Ces services visent à simplifier la gestion des boutiques en ligne, l’analyse des données clients et l’optimisation des opérations commerciales quotidiennes. Ils s’inscrivent dans une course technologique où les géants de la tech prévoient collectivement d’investir plus de 300 milliards de dollars dans le développement de l’IA cette année.
Réduction des effectifs et optimisation des coûts
Cette injonction à l’utilisation massive de l’IA intervient dans un contexte particulier pour Shopify. L’entreprise canadienne a vu ses effectifs diminuer, passant de 8 300 à 8 100 employés entre décembre 2023 et décembre 2024, selon son dernier rapport annuel.
Cette légère baisse s’inscrit dans une tendance plus lourde amorcée dès 2022, lorsque la société avait supprimé 14% de ses postes. L’année suivante, une nouvelle vague de licenciements avait touché 20% des effectifs restants. Au total, Shopify a donc réduit sa masse salariale d’environ un tiers en l’espace de trois ans.
Ce mouvement n’est pas propre à Shopify. Selon le site Layoffs.fyi, spécialisé dans le suivi des licenciements dans la tech, environ 152 000 postes ont été supprimés en 2024 à travers 549 entreprises technologiques. Une tendance qui illustre les tensions du secteur, malgré les investissements massifs dans l’IA.
Une stabilisation des effectifs mais pas des coûts
Lors d’une récente conférence pour investisseurs organisée par Morgan Stanley, Jeff Hoffmeister, directeur financier de Shopify, a précisé la stratégie RH de l’entreprise. Selon lui, si les effectifs devraient rester « relativement stables », les coûts liés aux salaires pourraient connaître des variations importantes.
Un ingénieur IA de haut niveau avec une rémunération élevée peut faire augmenter les coûts de rémunération même si les effectifs restent identiques.

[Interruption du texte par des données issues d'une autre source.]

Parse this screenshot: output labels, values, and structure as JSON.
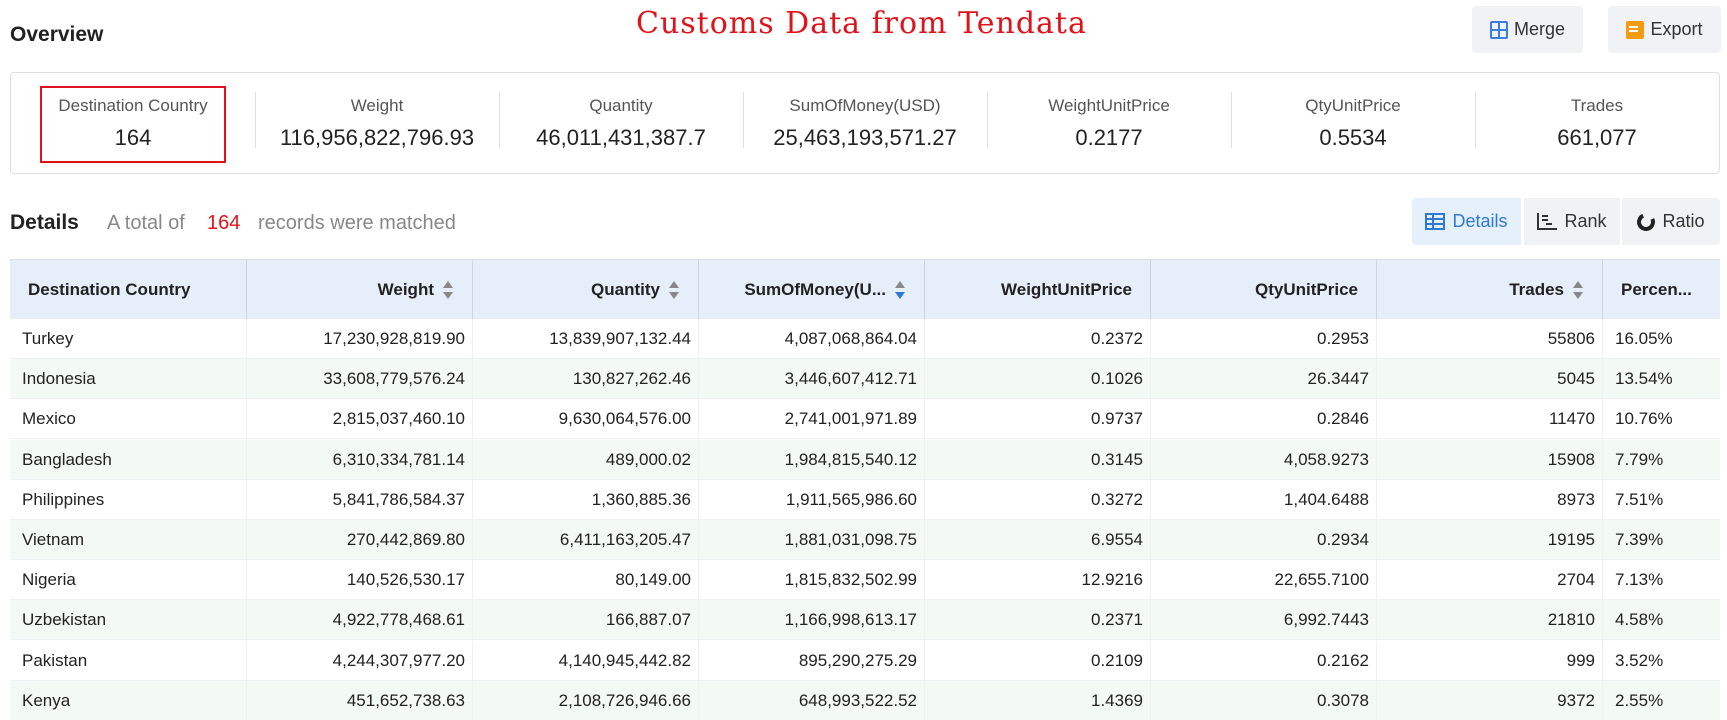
{
  "header": {
    "overview_title": "Overview",
    "watermark": "Customs Data from Tendata",
    "merge_label": "Merge",
    "export_label": "Export"
  },
  "summary": [
    {
      "label": "Destination Country",
      "value": "164"
    },
    {
      "label": "Weight",
      "value": "116,956,822,796.93"
    },
    {
      "label": "Quantity",
      "value": "46,011,431,387.7"
    },
    {
      "label": "SumOfMoney(USD)",
      "value": "25,463,193,571.27"
    },
    {
      "label": "WeightUnitPrice",
      "value": "0.2177"
    },
    {
      "label": "QtyUnitPrice",
      "value": "0.5534"
    },
    {
      "label": "Trades",
      "value": "661,077"
    }
  ],
  "details": {
    "title": "Details",
    "prefix": "A total of",
    "count": "164",
    "suffix": "records were matched",
    "views": {
      "details": "Details",
      "rank": "Rank",
      "ratio": "Ratio"
    }
  },
  "table": {
    "columns": [
      "Destination Country",
      "Weight",
      "Quantity",
      "SumOfMoney(U...",
      "WeightUnitPrice",
      "QtyUnitPrice",
      "Trades",
      "Percen..."
    ],
    "rows": [
      [
        "Turkey",
        "17,230,928,819.90",
        "13,839,907,132.44",
        "4,087,068,864.04",
        "0.2372",
        "0.2953",
        "55806",
        "16.05%"
      ],
      [
        "Indonesia",
        "33,608,779,576.24",
        "130,827,262.46",
        "3,446,607,412.71",
        "0.1026",
        "26.3447",
        "5045",
        "13.54%"
      ],
      [
        "Mexico",
        "2,815,037,460.10",
        "9,630,064,576.00",
        "2,741,001,971.89",
        "0.9737",
        "0.2846",
        "11470",
        "10.76%"
      ],
      [
        "Bangladesh",
        "6,310,334,781.14",
        "489,000.02",
        "1,984,815,540.12",
        "0.3145",
        "4,058.9273",
        "15908",
        "7.79%"
      ],
      [
        "Philippines",
        "5,841,786,584.37",
        "1,360,885.36",
        "1,911,565,986.60",
        "0.3272",
        "1,404.6488",
        "8973",
        "7.51%"
      ],
      [
        "Vietnam",
        "270,442,869.80",
        "6,411,163,205.47",
        "1,881,031,098.75",
        "6.9554",
        "0.2934",
        "19195",
        "7.39%"
      ],
      [
        "Nigeria",
        "140,526,530.17",
        "80,149.00",
        "1,815,832,502.99",
        "12.9216",
        "22,655.7100",
        "2704",
        "7.13%"
      ],
      [
        "Uzbekistan",
        "4,922,778,468.61",
        "166,887.07",
        "1,166,998,613.17",
        "0.2371",
        "6,992.7443",
        "21810",
        "4.58%"
      ],
      [
        "Pakistan",
        "4,244,307,977.20",
        "4,140,945,442.82",
        "895,290,275.29",
        "0.2109",
        "0.2162",
        "999",
        "3.52%"
      ],
      [
        "Kenya",
        "451,652,738.63",
        "2,108,726,946.66",
        "648,993,522.52",
        "1.4369",
        "0.3078",
        "9372",
        "2.55%"
      ]
    ]
  },
  "colors": {
    "accent": "#2d7ad6",
    "highlight": "#e0131a",
    "header_bg": "#e6eef9",
    "alt_row_bg": "#f3f9f4"
  },
  "icons": {
    "merge": "merge-icon",
    "export": "export-icon",
    "details": "table-icon",
    "rank": "rank-icon",
    "ratio": "ratio-icon"
  }
}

Cette remarque illustre parfaitement le dilemme des entreprises tech aujourd’hui : d’un côté, l’IA permet théoriquement de limiter les embauches, voire de réduire les effectifs ; de l’autre, les spécialistes en IA font l’objet d’une guerre des talents qui fait grimper les salaires de façon exponentielle.
Un message qui fait débat
La directive de Lutke suscite des réactions contrastées. Pour certains observateurs, elle représente une évolution naturelle et nécessaire du monde du travail face à l’automatisation croissante. Pour d’autres, elle symbolise un durcissement des conditions de travail, où la pression sur les employés s’intensifie.
L’approche de Shopify pose aussi la question de l’évaluation objective de ce que l’IA peut ou ne peut pas faire. Comment « prouver » qu’une tâche ne peut être automatisée, dans un contexte où les capacités de l’intelligence artificielle évoluent si rapidement ?

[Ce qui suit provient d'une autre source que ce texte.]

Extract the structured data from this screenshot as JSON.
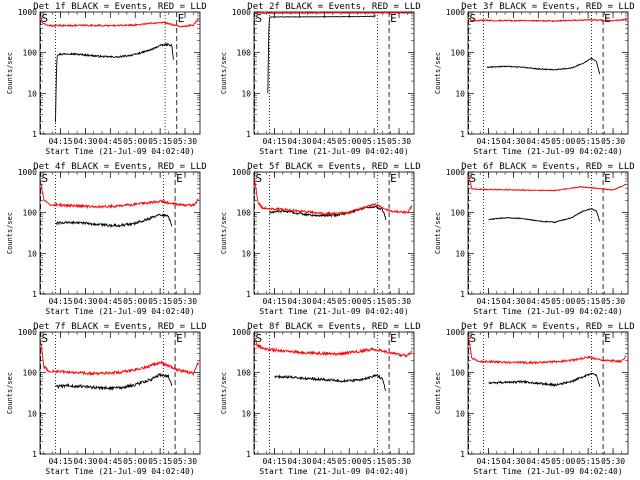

Cette politique pourrait également avoir des implications sur la culture d’entreprise de Shopify, connue jusqu’ici pour son approche innovante en matière de management et d’organisation du travail.

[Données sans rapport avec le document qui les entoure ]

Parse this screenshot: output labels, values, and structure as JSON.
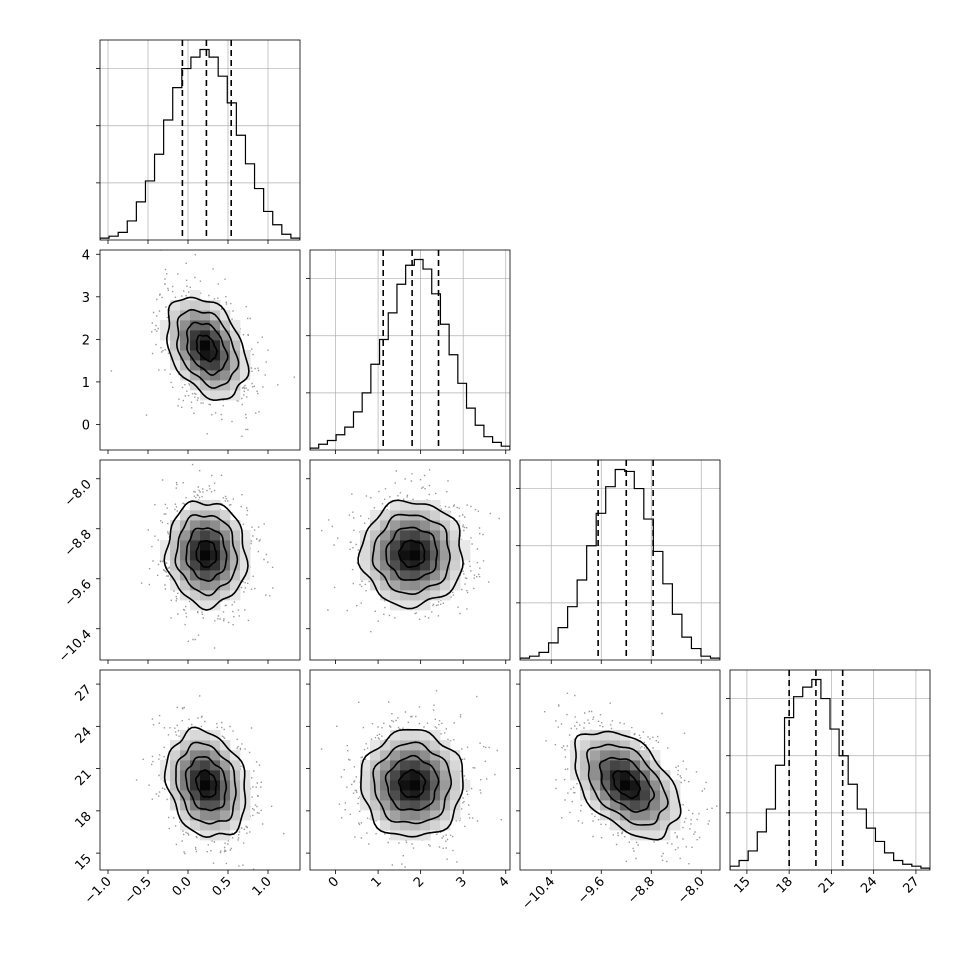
{
  "chart_data": {
    "type": "corner",
    "params": [
      {
        "range": [
          -1.1,
          1.4
        ],
        "ticks": [
          -1.0,
          -0.5,
          0.0,
          0.5,
          1.0
        ],
        "tick_labels": [
          "−1.0",
          "−0.5",
          "0.0",
          "0.5",
          "1.0"
        ],
        "quantiles": [
          -0.07,
          0.23,
          0.54
        ],
        "mean": 0.23,
        "sd": 0.25,
        "hist_counts": [
          0.01,
          0.02,
          0.04,
          0.1,
          0.2,
          0.31,
          0.45,
          0.63,
          0.8,
          0.9,
          0.96,
          1.0,
          0.96,
          0.86,
          0.72,
          0.55,
          0.4,
          0.27,
          0.15,
          0.08,
          0.03,
          0.01
        ]
      },
      {
        "range": [
          -0.6,
          4.1
        ],
        "ticks": [
          0,
          1,
          2,
          3,
          4
        ],
        "tick_labels": [
          "0",
          "1",
          "2",
          "3",
          "4"
        ],
        "quantiles": [
          1.12,
          1.8,
          2.42
        ],
        "mean": 1.8,
        "sd": 0.6,
        "hist_counts": [
          0.01,
          0.03,
          0.05,
          0.08,
          0.12,
          0.2,
          0.3,
          0.45,
          0.58,
          0.72,
          0.87,
          0.97,
          1.0,
          0.95,
          0.82,
          0.66,
          0.5,
          0.35,
          0.22,
          0.13,
          0.07,
          0.04,
          0.02
        ]
      },
      {
        "range": [
          -10.9,
          -7.7
        ],
        "ticks": [
          -10.4,
          -9.6,
          -8.8,
          -8.0
        ],
        "tick_labels": [
          "−10.4",
          "−9.6",
          "−8.8",
          "−8.0"
        ],
        "quantiles": [
          -9.65,
          -9.2,
          -8.77
        ],
        "mean": -9.2,
        "sd": 0.42,
        "hist_counts": [
          0.01,
          0.02,
          0.04,
          0.09,
          0.17,
          0.28,
          0.42,
          0.6,
          0.77,
          0.91,
          1.0,
          0.99,
          0.9,
          0.74,
          0.57,
          0.4,
          0.24,
          0.12,
          0.06,
          0.02,
          0.01
        ]
      },
      {
        "range": [
          13.8,
          28.0
        ],
        "ticks": [
          15,
          18,
          21,
          24,
          27
        ],
        "tick_labels": [
          "15",
          "18",
          "21",
          "24",
          "27"
        ],
        "quantiles": [
          18.0,
          19.9,
          21.8
        ],
        "mean": 19.9,
        "sd": 1.9,
        "hist_counts": [
          0.02,
          0.05,
          0.1,
          0.2,
          0.32,
          0.55,
          0.8,
          0.91,
          0.96,
          1.0,
          0.9,
          0.74,
          0.6,
          0.45,
          0.32,
          0.22,
          0.15,
          0.09,
          0.05,
          0.03,
          0.02,
          0.01
        ]
      }
    ],
    "correlations": [
      [
        1,
        -0.35,
        -0.05,
        -0.2
      ],
      [
        -0.35,
        1,
        0.0,
        0.0
      ],
      [
        -0.05,
        0.0,
        1,
        -0.45
      ],
      [
        -0.2,
        0.0,
        -0.45,
        1
      ]
    ],
    "contour_levels_sigma": [
      0.5,
      1.0,
      1.5,
      2.0
    ],
    "grid": true,
    "colors": {
      "line": "#000000",
      "scatter": "#9a9a9a"
    }
  }
}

Une chose est certaine : avec cette directive, Tobi Lutke positionne Shopify à l’avant-garde d’une transformation profonde du travail, où la frontière entre tâches humaines et automatisées se redessine constamment. Pour les employés comme pour les observateurs de la tech, c’est un signal fort que l’IA n’est plus un simple sujet de recherche et développement, mais bien un facteur de restructuration fondamentale de l’organisation du travail.